Toward the tail end of the Covid pandemic, Katya Karlova’s career morphed from fashion model to Instagram influencer. As businesses started to reopen, Karlova started posting photos of herself on the app to connect with other photographers, leading to more opportunities.

Her following on the photo-sharing service ballooned to over 250,000 people, the type of reach that attracted brand partnerships. Clothing companies like Secrets in Lace, which sells nylon stockings and lingerie, paid Karlova to promote their products in her videos.
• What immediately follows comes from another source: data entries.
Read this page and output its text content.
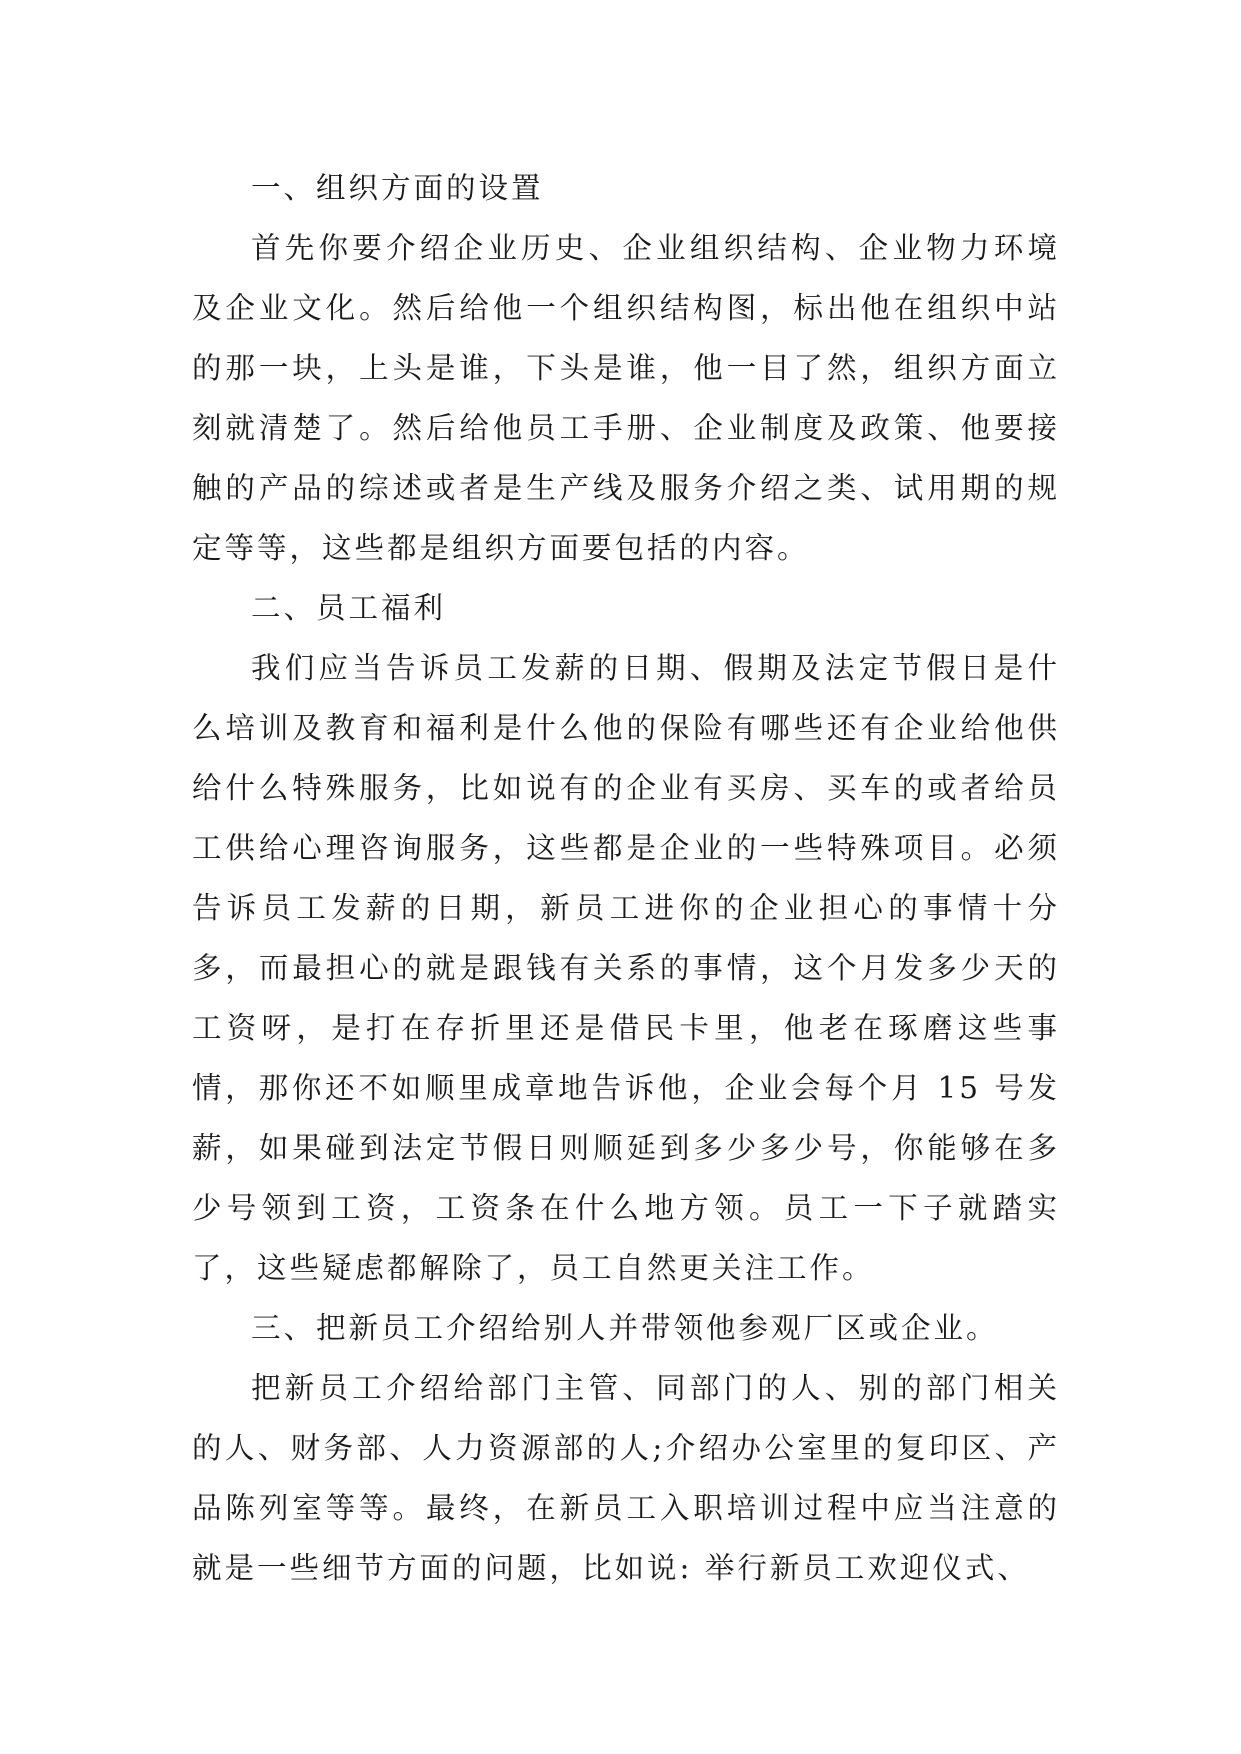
一、组织方面的设置

首先你要介绍企业历史、企业组织结构、企业物力环境及企业文化。然后给他一个组织结构图，标出他在组织中站的那一块，上头是谁，下头是谁，他一目了然，组织方面立刻就清楚了。然后给他员工手册、企业制度及政策、他要接触的产品的综述或者是生产线及服务介绍之类、试用期的规定等等，这些都是组织方面要包括的内容。

二、员工福利

我们应当告诉员工发薪的日期、假期及法定节假日是什么培训及教育和福利是什么他的保险有哪些还有企业给他供给什么特殊服务，比如说有的企业有买房、买车的或者给员工供给心理咨询服务，这些都是企业的一些特殊项目。必须告诉员工发薪的日期，新员工进你的企业担心的事情十分多，而最担心的就是跟钱有关系的事情，这个月发多少天的工资呀，是打在存折里还是借民卡里，他老在琢磨这些事情，那你还不如顺里成章地告诉他，企业会每个月 15 号发薪，如果碰到法定节假日则顺延到多少多少号，你能够在多少号领到工资，工资条在什么地方领。员工一下子就踏实了，这些疑虑都解除了，员工自然更关注工作。

三、把新员工介绍给别人并带领他参观厂区或企业。

把新员工介绍给部门主管、同部门的人、别的部门相关的人、财务部、人力资源部的人;介绍办公室里的复印区、产品陈列室等等。最终，在新员工入职培训过程中应当注意的就是一些细节方面的问题，比如说: 举行新员工欢迎仪式、
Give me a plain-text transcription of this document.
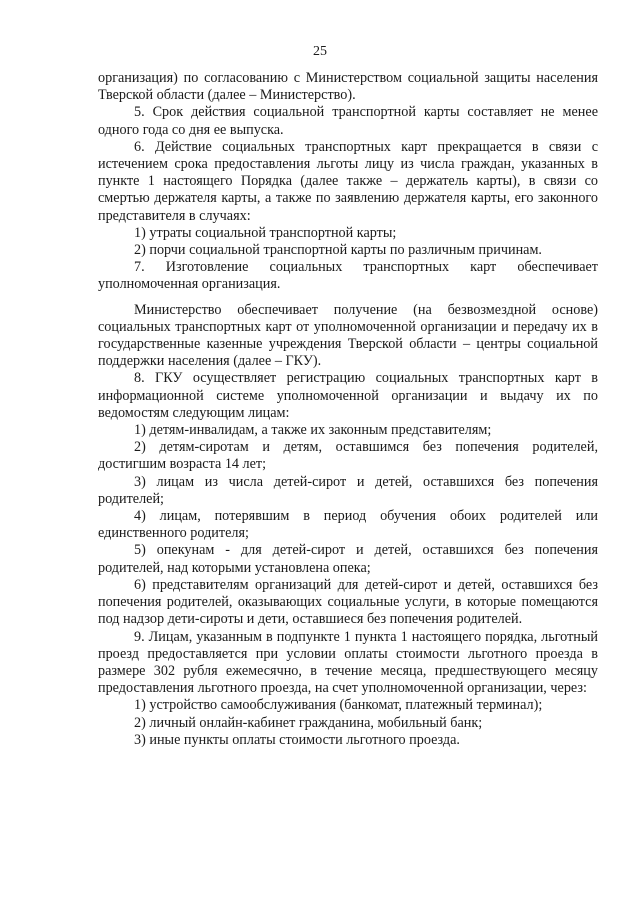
25

организация) по согласованию с Министерством социальной защиты населения Тверской области (далее – Министерство).

5. Срок действия социальной транспортной карты составляет не менее одного года со дня ее выпуска.

6. Действие социальных транспортных карт прекращается в связи с истечением срока предоставления льготы лицу из числа граждан, указанных в пункте 1 настоящего Порядка (далее также – держатель карты), в связи со смертью держателя карты, а также по заявлению держателя карты, его законного представителя в случаях:

1) утраты социальной транспортной карты;

2) порчи социальной транспортной карты по различным причинам.

7. Изготовление социальных транспортных карт обеспечивает уполномоченная организация.

Министерство обеспечивает получение (на безвозмездной основе) социальных транспортных карт от уполномоченной организации и передачу их в государственные казенные учреждения Тверской области – центры социальной поддержки населения (далее – ГКУ).

8. ГКУ осуществляет регистрацию социальных транспортных карт в информационной системе уполномоченной организации и выдачу их по ведомостям следующим лицам:

1) детям-инвалидам, а также их законным представителям;

2) детям-сиротам и детям, оставшимся без попечения родителей, достигшим возраста 14 лет;

3) лицам из числа детей-сирот и детей, оставшихся без попечения родителей;

4) лицам, потерявшим в период обучения обоих родителей или единственного родителя;

5) опекунам - для детей-сирот и детей, оставшихся без попечения родителей, над которыми установлена опека;

6) представителям организаций для детей-сирот и детей, оставшихся без попечения родителей, оказывающих социальные услуги, в которые помещаются под надзор дети-сироты и дети, оставшиеся без попечения родителей.

9. Лицам, указанным в подпункте 1 пункта 1 настоящего порядка, льготный проезд предоставляется при условии оплаты стоимости льготного проезда в размере 302 рубля ежемесячно, в течение месяца, предшествующего месяцу предоставления льготного проезда, на счет уполномоченной организации, через:

1) устройство самообслуживания (банкомат, платежный терминал);

2) личный онлайн-кабинет гражданина, мобильный банк;

3) иные пункты оплаты стоимости льготного проезда.
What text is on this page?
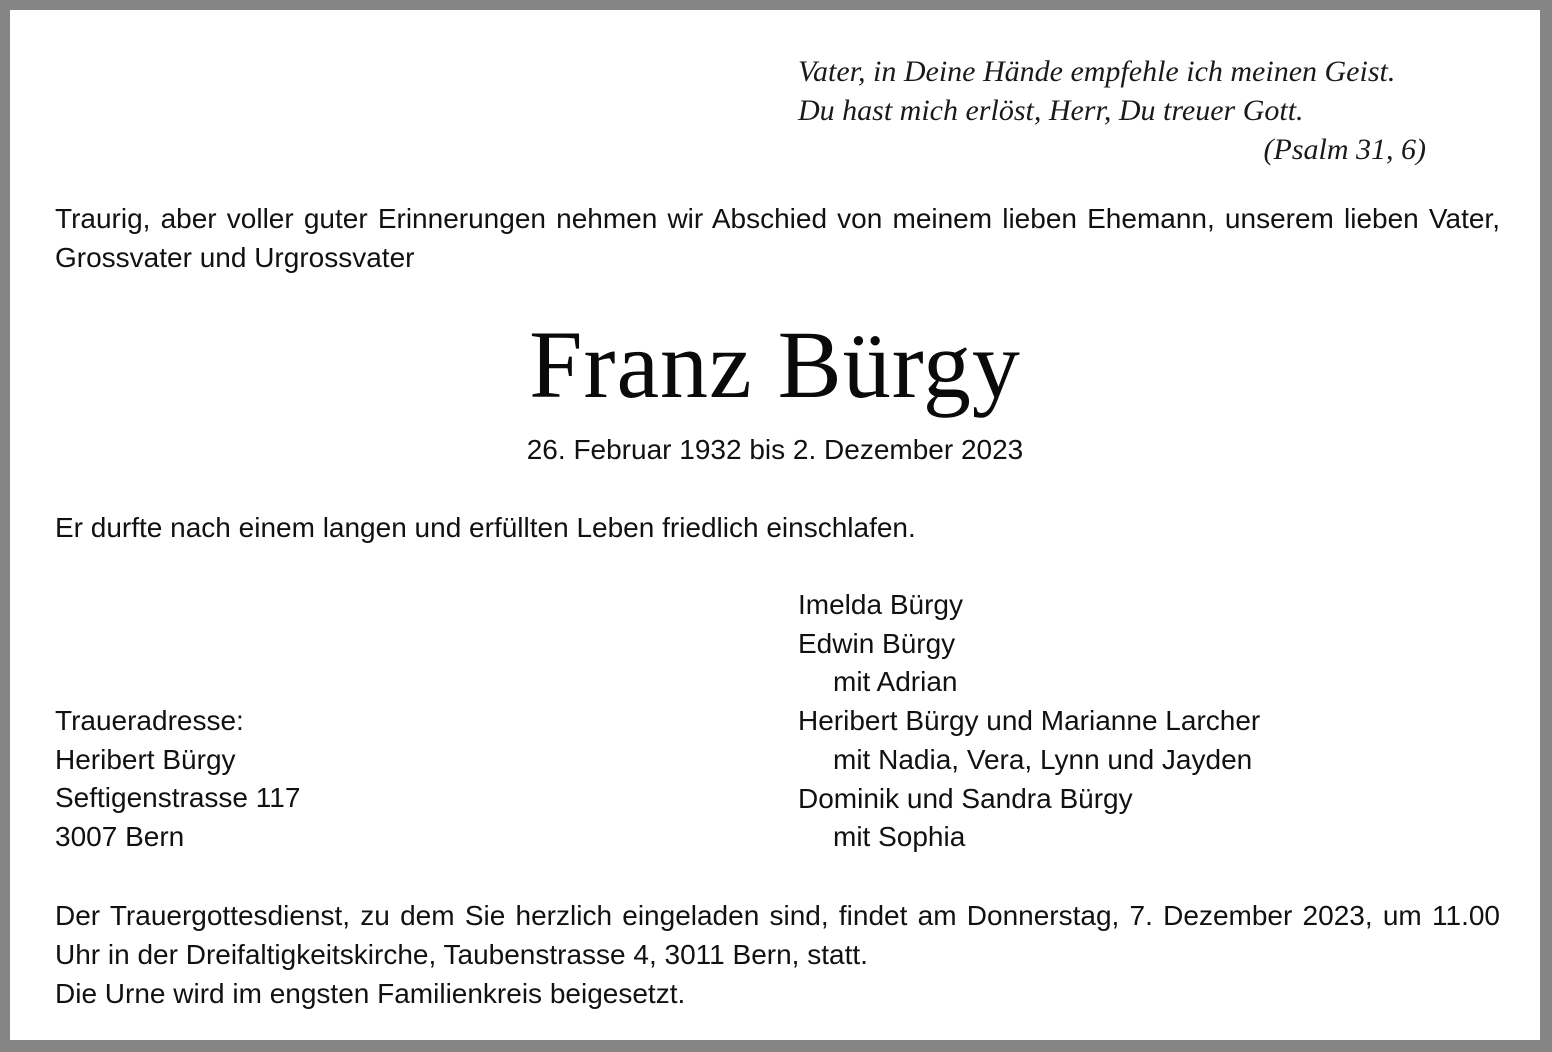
Vater, in Deine Hände empfehle ich meinen Geist.
Du hast mich erlöst, Herr, Du treuer Gott.
(Psalm 31, 6)
Traurig, aber voller guter Erinnerungen nehmen wir Abschied von meinem lieben Ehemann, unserem lieben Vater, Grossvater und Urgrossvater
Franz Bürgy
26. Februar 1932 bis 2. Dezember 2023
Er durfte nach einem langen und erfüllten Leben friedlich einschlafen.
Imelda Bürgy
Edwin Bürgy
mit Adrian
Heribert Bürgy und Marianne Larcher
mit Nadia, Vera, Lynn und Jayden
Dominik und Sandra Bürgy
mit Sophia
Traueradresse:
Heribert Bürgy
Seftigenstrasse 117
3007 Bern
Der Trauergottesdienst, zu dem Sie herzlich eingeladen sind, findet am Donnerstag, 7. Dezember 2023, um 11.00 Uhr in der Dreifaltigkeitskirche, Taubenstrasse 4, 3011 Bern, statt.
Die Urne wird im engsten Familienkreis beigesetzt.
Karlova, who lives in Los Angeles, even became a verified Instagram user, signifying at the time that she was “notable and unique,” according to Instagram’s help center.

But the party ended in a hurry.

When Meta, the parent company of Facebook and Instagram, began its cost-cutting spree in late 2022 and amped it up this year, Karlova’s Instagram account turned into collateral damage. As part of the company’s two rounds of layoffs, equaling roughly 21,000 job cuts, Meta gutted wide swaths of its customer service operation, leaving influencers and businesses with nobody to contact about their accounts.

For Karlova, that meant internet scammers were suddenly given free rein to her profile, stealing her photos and creating fake accounts that they could use to deceive Instagram users, in some cases convincing them to send money for what they described as adult-related content.

“This is really damaging,” Karlova said in an interview. “This is my brand and I work really hard to build it to be something impactful and positive.”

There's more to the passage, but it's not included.